Enable the Required APIs
Go into the GCP console and enable the required Cloud Build and ML Engine APIs.
Create a Model and Version
The next part is just a matter of clicking a few buttons. On the ML engine console we need to (1)create a model, then (2) create a version of it that points to the joblib
file in the storage bucket from the previous section.

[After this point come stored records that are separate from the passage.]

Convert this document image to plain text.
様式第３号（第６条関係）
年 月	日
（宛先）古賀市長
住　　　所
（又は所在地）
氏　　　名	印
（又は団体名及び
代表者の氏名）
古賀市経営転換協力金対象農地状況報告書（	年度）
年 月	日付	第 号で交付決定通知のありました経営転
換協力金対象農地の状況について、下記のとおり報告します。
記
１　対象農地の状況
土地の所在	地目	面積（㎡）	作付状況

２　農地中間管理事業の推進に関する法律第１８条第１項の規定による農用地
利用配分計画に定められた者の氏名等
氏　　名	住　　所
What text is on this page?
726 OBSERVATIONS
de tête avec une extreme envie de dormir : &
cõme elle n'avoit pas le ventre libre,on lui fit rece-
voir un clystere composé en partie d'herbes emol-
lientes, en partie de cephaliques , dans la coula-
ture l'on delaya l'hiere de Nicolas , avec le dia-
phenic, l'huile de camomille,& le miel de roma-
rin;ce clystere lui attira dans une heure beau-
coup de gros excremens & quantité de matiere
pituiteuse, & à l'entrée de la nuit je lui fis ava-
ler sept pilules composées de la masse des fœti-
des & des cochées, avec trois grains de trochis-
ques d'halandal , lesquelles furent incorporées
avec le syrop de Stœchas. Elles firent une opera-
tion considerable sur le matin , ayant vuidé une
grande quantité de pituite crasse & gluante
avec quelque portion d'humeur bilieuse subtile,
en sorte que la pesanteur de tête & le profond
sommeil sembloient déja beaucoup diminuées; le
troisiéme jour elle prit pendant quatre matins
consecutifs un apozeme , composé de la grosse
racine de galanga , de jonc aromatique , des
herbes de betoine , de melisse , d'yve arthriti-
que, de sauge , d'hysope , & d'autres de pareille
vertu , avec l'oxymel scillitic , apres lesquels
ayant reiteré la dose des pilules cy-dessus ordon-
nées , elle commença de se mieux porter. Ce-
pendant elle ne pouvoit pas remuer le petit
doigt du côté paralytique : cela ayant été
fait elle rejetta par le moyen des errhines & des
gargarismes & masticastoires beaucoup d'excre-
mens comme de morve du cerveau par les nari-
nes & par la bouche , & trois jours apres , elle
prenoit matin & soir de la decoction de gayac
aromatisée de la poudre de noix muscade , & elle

Predict from a Firebase Cloud Function
It’s finally time to share our ML Engine model with the universe by exposing it as an API endpoint via Firebase Cloud Functions.
firebase init functions
import * as functions from 'firebase-functions';
import { google } from 'googleapis';
const ml = google.ml('v1')
export const predictHappiness = functions.https.onRequest(async (request, response) => {
const instances = request.body.instances;
const model = request.body.model;
const { credential } = await google.auth.getApplicationDefault();
const modelName = `projects/YOUR-PROJECT/models/${model}`;
const preds = await ml.projects.predict({
auth: credential,
name: modelName,
requestBody: {
instances
}
} as any);
response.send(JSON.stringify(preds.data))
});
Now you can make calls to this API to get predictions in matter of milliseconds directly from your clientside apps.
The End
Datalab gives you an environment to analyze data and train predictive models, while ML Engine makes is much easier to maintain and release production versions to the cloud. When you combine these tools with Firebase you get a fullstack solution for building real-world AI products.